The chymotrypsin protease KLK3/PSA is activated from its pro-form after ejaculation. Pro-PSA can be activated to PSA in vitro, by several KLK proteases, including KLK4, KLK5, KLK14, and KLK15 (dashed lines represent in vitro evidence). KLK2 has been shown in vivo to be required for PSA activation in a mouse model. KLK14 may also inactivate PSA and has the ability to directly cleave Semenogelin proteins (as does KLK 5—not shown). Seminal clot formation inhibits reactive oxygen species (ROS) production, which is required for sperm capacitation. Degradation of the seminal clot leads to several downstream consequences, including sperm motility for previously trapped sperm, antimicrobial activity of the semen, and may increase HIV infectivity. See text for references.
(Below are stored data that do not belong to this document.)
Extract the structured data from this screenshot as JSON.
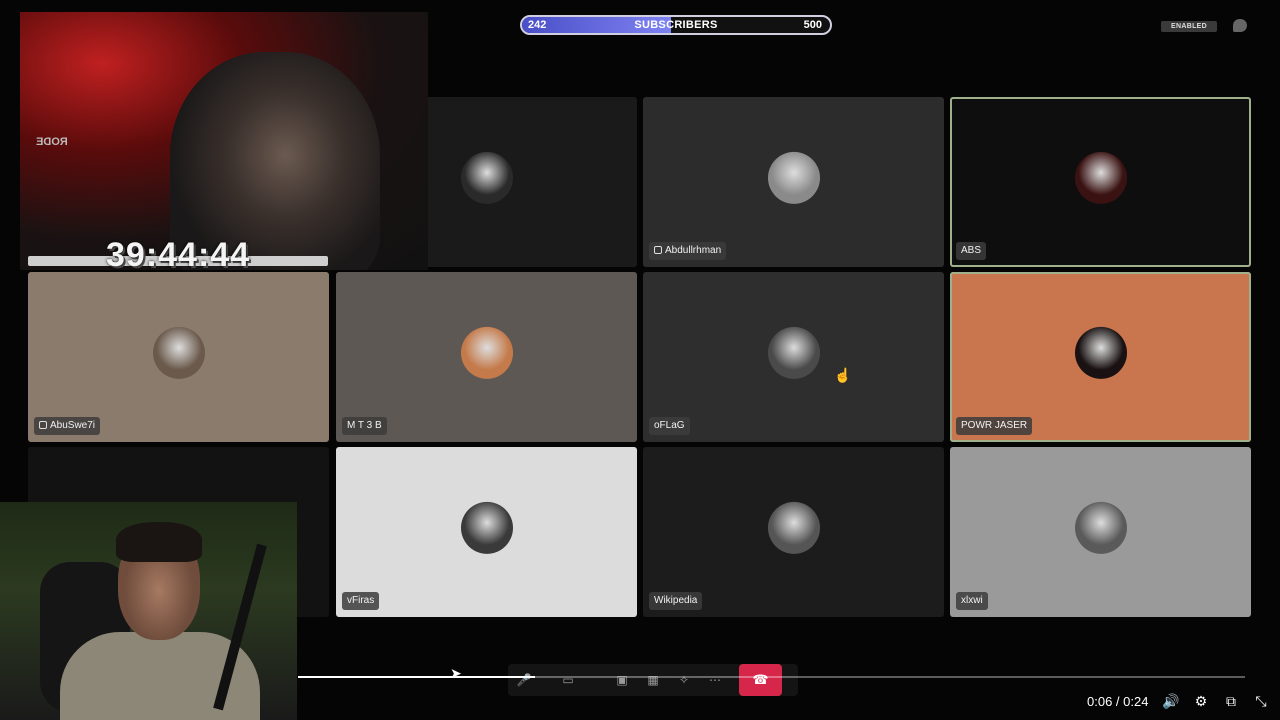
{
  "subscribers": {
    "current": "242",
    "label": "SUBSCRIBERS",
    "goal": "500",
    "progress": 0.484
  },
  "status_badge": "ENABLED",
  "timer": "39:44:44",
  "webcam_mic_label": "RODE",
  "participants": [
    {
      "name": "",
      "bg": "#1a1a1a",
      "avatar_bg": "#2a2a2a"
    },
    {
      "name": "Abdullrhman",
      "bg": "#2c2c2c",
      "avatar_bg": "#8a8a8a",
      "mic": true
    },
    {
      "name": "ABS",
      "bg": "#0e0e0e",
      "avatar_bg": "#3a1212"
    },
    {
      "name": "AbuSwe7i",
      "bg": "#8a7b6d",
      "avatar_bg": "#6b5a4c",
      "mic": true
    },
    {
      "name": "M T 3 B",
      "bg": "#5e5854",
      "avatar_bg": "#c47a4a"
    },
    {
      "name": "oFLaG",
      "bg": "#2e2e2e",
      "avatar_bg": "#4a4a4a"
    },
    {
      "name": "POWR JASER",
      "bg": "#c9754e",
      "avatar_bg": "#1a1212"
    },
    {
      "name": "",
      "bg": "#121212",
      "avatar_bg": "#121212"
    },
    {
      "name": "vFiras",
      "bg": "#dcdcdc",
      "avatar_bg": "#3a3a3a"
    },
    {
      "name": "Wikipedia",
      "bg": "#1c1c1c",
      "avatar_bg": "#555"
    },
    {
      "name": "xlxwi",
      "bg": "#9a9a9a",
      "avatar_bg": "#5a5a5a"
    }
  ],
  "player": {
    "time": "0:06 / 0:24",
    "progress": 0.25
  },
  "colors": {
    "end_call": "#d6264a",
    "subscriber_fill": "#4a4fc8"
  }
}
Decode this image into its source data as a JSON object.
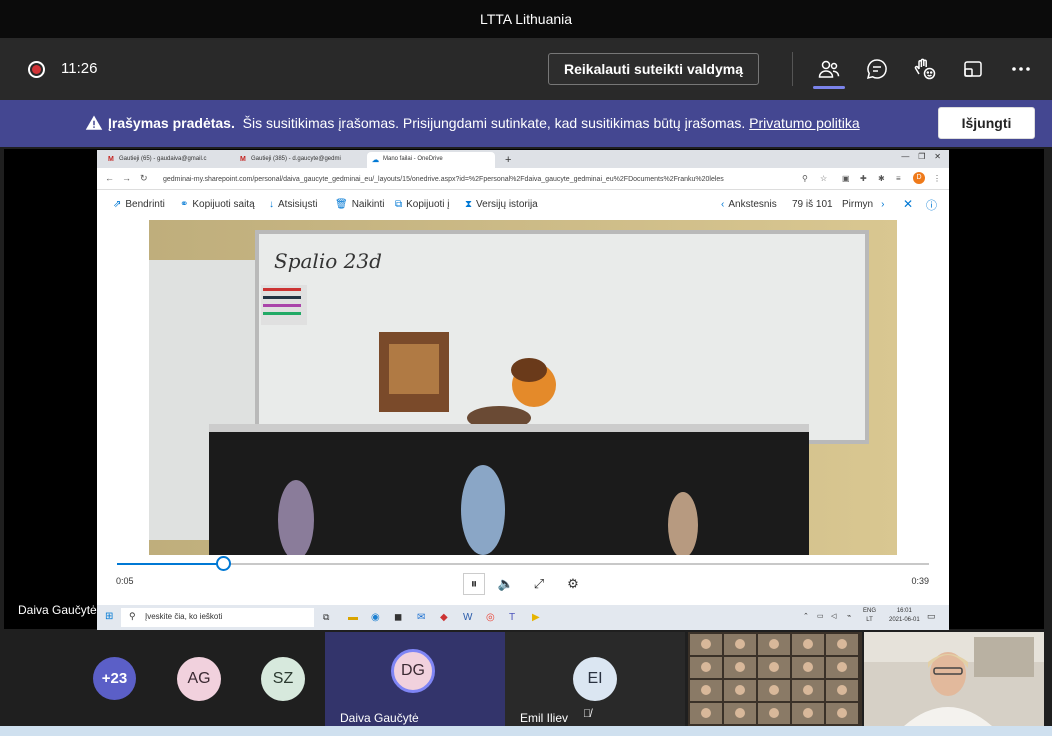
{
  "window": {
    "title": "LTTA Lithuania"
  },
  "toolbar": {
    "time": "11:26",
    "request_control_label": "Reikalauti suteikti valdymą",
    "icons": [
      "people-icon",
      "chat-icon",
      "reactions-icon",
      "share-tray-icon",
      "more-icon"
    ]
  },
  "banner": {
    "title": "Įrašymas pradėtas.",
    "message": "Šis susitikimas įrašomas. Prisijungdami sutinkate, kad susitikimas būtų įrašomas.",
    "privacy_link": "Privatumo politika",
    "stop_label": "Išjungti"
  },
  "presenter": {
    "name": "Daiva Gaučytė"
  },
  "shared_screen": {
    "browser_tabs": [
      {
        "label": "Gautieji (65) - gaudaiva@gmail.c",
        "icon": "gmail-icon"
      },
      {
        "label": "Gautieji (385) - d.gaucyte@gedmi",
        "icon": "gmail-icon"
      },
      {
        "label": "Mano failai - OneDrive",
        "icon": "onedrive-icon"
      }
    ],
    "url": "gedminai-my.sharepoint.com/personal/daiva_gaucyte_gedminai_eu/_layouts/15/onedrive.aspx?id=%2Fpersonal%2Fdaiva_gaucyte_gedminai_eu%2FDocuments%2Franku%20leles",
    "profile_initial": "D",
    "commands": [
      "Bendrinti",
      "Kopijuoti saitą",
      "Atsisiųsti",
      "Naikinti",
      "Kopijuoti į",
      "Versijų istorija"
    ],
    "nav": {
      "prev": "Ankstesnis",
      "counter": "79 iš 101",
      "next": "Pirmyn"
    },
    "video": {
      "board_text": "Spalio 23d",
      "current_time": "0:05",
      "total_time": "0:39",
      "progress": 0.13
    },
    "taskbar": {
      "search_placeholder": "Įveskite čia, ko ieškoti",
      "lang": "ENG",
      "lang_sub": "LT",
      "clock_time": "16:01",
      "clock_date": "2021-06-01"
    }
  },
  "gallery": {
    "overflow_count": "+23",
    "participants": [
      {
        "initials": "AG",
        "bg": "#f1d1dd",
        "fg": "#3b2a33"
      },
      {
        "initials": "SZ",
        "bg": "#d7e9dd",
        "fg": "#2b3a30"
      },
      {
        "initials": "DG",
        "name": "Daiva Gaučytė",
        "bg": "#f1d1dd",
        "fg": "#3b2a33"
      },
      {
        "initials": "EI",
        "name": "Emil Iliev",
        "bg": "#dbe6f2",
        "fg": "#2a3240"
      }
    ]
  }
}
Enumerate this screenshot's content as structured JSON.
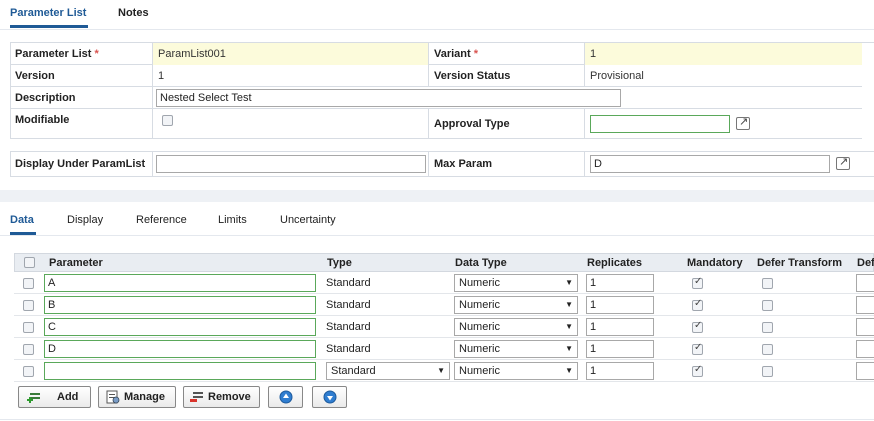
{
  "top_tabs": [
    {
      "label": "Parameter List",
      "active": true
    },
    {
      "label": "Notes",
      "active": false
    }
  ],
  "form": {
    "param_list_label": "Parameter List",
    "param_list_required": "*",
    "param_list_value": "ParamList001",
    "variant_label": "Variant",
    "variant_required": "*",
    "variant_value": "1",
    "version_label": "Version",
    "version_value": "1",
    "version_status_label": "Version Status",
    "version_status_value": "Provisional",
    "description_label": "Description",
    "description_value": "Nested Select Test",
    "modifiable_label": "Modifiable",
    "modifiable_checked": false,
    "approval_type_label": "Approval Type",
    "approval_type_value": "",
    "display_under_label": "Display Under ParamList",
    "display_under_value": "",
    "max_param_label": "Max Param",
    "max_param_value": "D"
  },
  "sub_tabs": [
    {
      "label": "Data",
      "active": true
    },
    {
      "label": "Display",
      "active": false
    },
    {
      "label": "Reference",
      "active": false
    },
    {
      "label": "Limits",
      "active": false
    },
    {
      "label": "Uncertainty",
      "active": false
    }
  ],
  "grid": {
    "headers": {
      "parameter": "Parameter",
      "type": "Type",
      "data_type": "Data Type",
      "replicates": "Replicates",
      "mandatory": "Mandatory",
      "defer_transform": "Defer Transform",
      "def": "Def"
    },
    "rows": [
      {
        "parameter": "A",
        "type": "Standard",
        "type_is_select": false,
        "data_type": "Numeric",
        "replicates": "1",
        "mandatory": true,
        "defer_transform": false
      },
      {
        "parameter": "B",
        "type": "Standard",
        "type_is_select": false,
        "data_type": "Numeric",
        "replicates": "1",
        "mandatory": true,
        "defer_transform": false
      },
      {
        "parameter": "C",
        "type": "Standard",
        "type_is_select": false,
        "data_type": "Numeric",
        "replicates": "1",
        "mandatory": true,
        "defer_transform": false
      },
      {
        "parameter": "D",
        "type": "Standard",
        "type_is_select": false,
        "data_type": "Numeric",
        "replicates": "1",
        "mandatory": true,
        "defer_transform": false
      },
      {
        "parameter": "",
        "type": "Standard",
        "type_is_select": true,
        "data_type": "Numeric",
        "replicates": "1",
        "mandatory": true,
        "defer_transform": false
      }
    ]
  },
  "buttons": {
    "add": "Add",
    "manage": "Manage",
    "remove": "Remove"
  },
  "colors": {
    "accent": "#1f5a96",
    "required": "#d9534f",
    "highlight_field": "#fcfbdb",
    "input_green_border": "#5aa85a"
  }
}
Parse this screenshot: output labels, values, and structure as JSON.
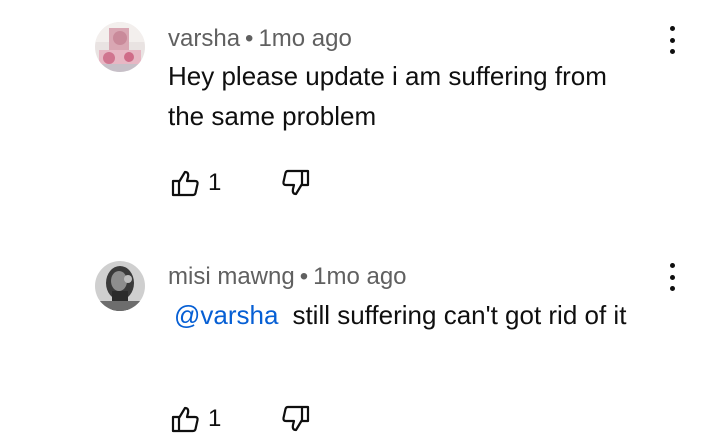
{
  "comments": [
    {
      "author": "varsha",
      "separator": "•",
      "time": "1mo ago",
      "mention": "",
      "text": "Hey please update i am suffering from the same problem",
      "likes": "1"
    },
    {
      "author": "misi mawng",
      "separator": "•",
      "time": "1mo ago",
      "mention": "@varsha",
      "text": "still suffering can't got rid of it",
      "likes": "1"
    }
  ],
  "icons": {
    "like": "thumbs-up-icon",
    "dislike": "thumbs-down-icon",
    "more": "more-vert-icon"
  },
  "colors": {
    "mention": "#065fd4",
    "meta": "#606060",
    "text": "#0f0f0f"
  }
}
Semen liquefaction is the end result of a seminal fluid KLK protease cascade. KLKs 2, 3, 4, 5, 8, 11, 12, 14, and 15 are secreted by the prostate (Yousef and Diamandis 2001) and act in a protease cascade initiated by the reduction in Zn2+ concentration that follows mixing of the prostatic fluids with other seminal fluids (Pampalakis and Sotiropoulou 2007). Seminal liquefaction is required to release spermatozoa trapped by the seminal clot, and defects in liquefaction may lead to fertility problems (Lwaleed et al. 2004).
Pro-KLK3 (the inactive form of KLK3, also known as prostate-specific antigen, PSA) is ultimately activated by the KLK cascade and directly cleaves the Sg proteins. Activated PSA is subsequently inactivated, in part, by the serine protease inhibitor, protein C inhibitor (PCI) (Suzuki et al. 2007). PCI also forms tertiary structures with the Sg proteins, further contributing to the inactivation of PSA.
Which KLKs are directly responsible for activating PSA is not entirely clear. Williams et al. (Williams et al. 2010) created transgenic mouse lines expressing human PSA and KLK2 in the prostate; these are the only two KLKs without homologs in the mouse (Lundwall and Brattsand 2008). They found that PSA was only active in the mouse prostate when co-expressed with KLK2, suggesting that KLK2 may be important for regulation of PSA activity.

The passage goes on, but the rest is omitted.